Y dejaba su mano entre las de Fernando, sin resistirse, con la misma tolerancia con que se entrega un objeto precioso al niño enfurruñado, para consolarle. El ingeniero quería olvidar y acariciaba con arrobamiento aquella mano que recordaba, al través de su figura, la potente garra de Sánchez Morueta.

La intervención del aña interrumpió su embriaguez amorosa. El portero acababa de abrir la verja y el automóvil de la casa, tras un retroceso para reanudar su marcha, entraba lentamente por la avenida principal del jardín.

Corrieron los jóvenes, seguidos por el aña, hacia la entrada del hotel, para salir al encuentro de doña Cristina.

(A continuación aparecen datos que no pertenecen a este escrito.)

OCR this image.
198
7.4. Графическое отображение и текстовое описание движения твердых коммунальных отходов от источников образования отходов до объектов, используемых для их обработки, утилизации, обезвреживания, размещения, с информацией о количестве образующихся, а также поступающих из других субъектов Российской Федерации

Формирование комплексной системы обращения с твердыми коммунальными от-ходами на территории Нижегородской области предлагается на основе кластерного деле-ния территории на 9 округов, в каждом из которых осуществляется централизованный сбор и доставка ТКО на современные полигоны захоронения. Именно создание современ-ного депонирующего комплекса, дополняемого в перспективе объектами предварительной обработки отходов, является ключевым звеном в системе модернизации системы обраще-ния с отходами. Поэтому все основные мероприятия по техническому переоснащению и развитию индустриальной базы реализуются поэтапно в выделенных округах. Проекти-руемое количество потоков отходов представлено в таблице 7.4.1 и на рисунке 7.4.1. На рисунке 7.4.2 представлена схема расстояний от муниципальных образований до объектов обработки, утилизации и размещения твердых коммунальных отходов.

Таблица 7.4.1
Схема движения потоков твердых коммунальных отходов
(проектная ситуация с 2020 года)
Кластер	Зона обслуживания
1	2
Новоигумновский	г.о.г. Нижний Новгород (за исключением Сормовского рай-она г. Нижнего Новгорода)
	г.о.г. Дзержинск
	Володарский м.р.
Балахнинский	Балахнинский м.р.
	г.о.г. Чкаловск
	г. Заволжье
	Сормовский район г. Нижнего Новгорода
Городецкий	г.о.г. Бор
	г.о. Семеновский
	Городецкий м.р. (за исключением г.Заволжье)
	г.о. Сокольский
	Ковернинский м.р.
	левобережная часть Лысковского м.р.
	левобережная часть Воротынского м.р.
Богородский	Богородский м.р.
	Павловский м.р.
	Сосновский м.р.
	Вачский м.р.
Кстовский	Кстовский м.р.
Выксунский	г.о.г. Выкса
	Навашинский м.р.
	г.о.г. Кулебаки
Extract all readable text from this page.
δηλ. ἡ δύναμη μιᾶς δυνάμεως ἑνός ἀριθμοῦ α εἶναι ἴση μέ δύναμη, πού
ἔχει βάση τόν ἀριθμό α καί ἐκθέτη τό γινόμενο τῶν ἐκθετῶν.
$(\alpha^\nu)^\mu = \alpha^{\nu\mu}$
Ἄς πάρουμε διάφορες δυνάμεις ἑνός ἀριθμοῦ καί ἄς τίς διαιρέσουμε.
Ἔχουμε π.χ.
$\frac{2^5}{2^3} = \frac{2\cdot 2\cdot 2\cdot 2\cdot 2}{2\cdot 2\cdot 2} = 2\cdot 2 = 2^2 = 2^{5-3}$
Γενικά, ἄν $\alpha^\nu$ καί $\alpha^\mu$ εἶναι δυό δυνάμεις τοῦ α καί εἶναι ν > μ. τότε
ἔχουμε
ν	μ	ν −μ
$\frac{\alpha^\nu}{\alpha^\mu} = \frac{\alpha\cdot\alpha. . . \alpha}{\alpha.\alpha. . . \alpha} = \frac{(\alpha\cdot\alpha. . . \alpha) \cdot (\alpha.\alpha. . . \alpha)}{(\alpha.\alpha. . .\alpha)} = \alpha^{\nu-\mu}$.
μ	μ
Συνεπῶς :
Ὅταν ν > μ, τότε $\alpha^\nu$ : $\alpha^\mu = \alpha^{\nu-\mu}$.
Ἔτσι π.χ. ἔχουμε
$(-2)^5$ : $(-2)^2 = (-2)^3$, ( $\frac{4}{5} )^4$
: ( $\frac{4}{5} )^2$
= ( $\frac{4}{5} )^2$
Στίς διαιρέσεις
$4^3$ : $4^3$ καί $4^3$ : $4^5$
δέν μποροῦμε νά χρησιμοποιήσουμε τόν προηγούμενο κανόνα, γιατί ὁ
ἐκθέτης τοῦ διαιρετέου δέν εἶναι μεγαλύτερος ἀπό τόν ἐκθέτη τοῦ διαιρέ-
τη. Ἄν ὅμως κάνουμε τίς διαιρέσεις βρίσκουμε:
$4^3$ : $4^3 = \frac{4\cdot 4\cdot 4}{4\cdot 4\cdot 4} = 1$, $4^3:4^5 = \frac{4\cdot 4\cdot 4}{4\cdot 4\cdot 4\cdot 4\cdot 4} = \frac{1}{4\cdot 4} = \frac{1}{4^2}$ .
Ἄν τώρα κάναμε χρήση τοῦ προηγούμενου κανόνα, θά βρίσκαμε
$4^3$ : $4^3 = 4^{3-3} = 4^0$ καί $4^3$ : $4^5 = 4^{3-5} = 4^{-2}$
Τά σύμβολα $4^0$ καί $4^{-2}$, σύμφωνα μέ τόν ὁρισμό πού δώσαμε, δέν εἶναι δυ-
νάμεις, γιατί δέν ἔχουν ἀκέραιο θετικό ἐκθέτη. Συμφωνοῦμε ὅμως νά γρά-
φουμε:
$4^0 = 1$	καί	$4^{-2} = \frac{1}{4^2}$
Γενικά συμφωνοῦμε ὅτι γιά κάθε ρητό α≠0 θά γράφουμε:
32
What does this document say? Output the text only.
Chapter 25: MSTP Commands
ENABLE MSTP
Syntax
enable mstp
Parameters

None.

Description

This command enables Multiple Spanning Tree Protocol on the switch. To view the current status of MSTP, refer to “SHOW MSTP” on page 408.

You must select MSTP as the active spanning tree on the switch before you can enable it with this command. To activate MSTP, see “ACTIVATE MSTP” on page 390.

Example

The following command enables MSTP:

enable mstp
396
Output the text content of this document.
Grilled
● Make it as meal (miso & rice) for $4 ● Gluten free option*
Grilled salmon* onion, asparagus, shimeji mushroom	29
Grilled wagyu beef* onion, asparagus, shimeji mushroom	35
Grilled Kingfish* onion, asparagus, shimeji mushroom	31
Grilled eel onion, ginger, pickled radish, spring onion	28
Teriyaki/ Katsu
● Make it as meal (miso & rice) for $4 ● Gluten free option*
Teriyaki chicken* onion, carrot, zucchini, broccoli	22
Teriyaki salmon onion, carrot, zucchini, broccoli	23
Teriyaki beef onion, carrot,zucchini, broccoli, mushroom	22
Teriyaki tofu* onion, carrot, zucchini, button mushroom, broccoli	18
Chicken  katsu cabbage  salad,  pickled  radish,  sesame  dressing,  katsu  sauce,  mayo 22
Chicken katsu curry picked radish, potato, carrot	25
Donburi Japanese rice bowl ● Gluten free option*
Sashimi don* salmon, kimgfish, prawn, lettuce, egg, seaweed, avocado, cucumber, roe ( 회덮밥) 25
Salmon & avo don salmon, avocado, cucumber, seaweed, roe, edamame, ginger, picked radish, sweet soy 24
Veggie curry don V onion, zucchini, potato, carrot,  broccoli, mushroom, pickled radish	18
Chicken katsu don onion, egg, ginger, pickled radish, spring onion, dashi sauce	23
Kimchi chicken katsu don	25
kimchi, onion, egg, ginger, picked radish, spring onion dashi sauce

Al descender ésta del automóvil y ver á Pepita con el ingeniero, miró severamente al aña. Pero la mujerona le contestó con otra mirada arrogante de vieja servidora, que se permite por su antigüedad no admitir repulsas. Aquel señorito había venido de visita y se había paseado con Pepita por el jardín, siempre bajo su vigilancia: ¿qué mal había en ello?...

Sanabre no pudo ocultar su turbación al saludar á la señora de su jefe. Había venido para saber cuándo regresaría don José de su viaje.

Doña Cristina le contestó duramente. Podía haberse ahorrado la molestia de la visita, preguntando por teléfono.

—Es que, además, deseaba ver á ustedes—dijo Sanabre.

—Muchas gracias—contestó con altivez la señora.—Agradezco su atención. ¿Entra usted?...

Y con los ojos le daba á entender que podía retirarse.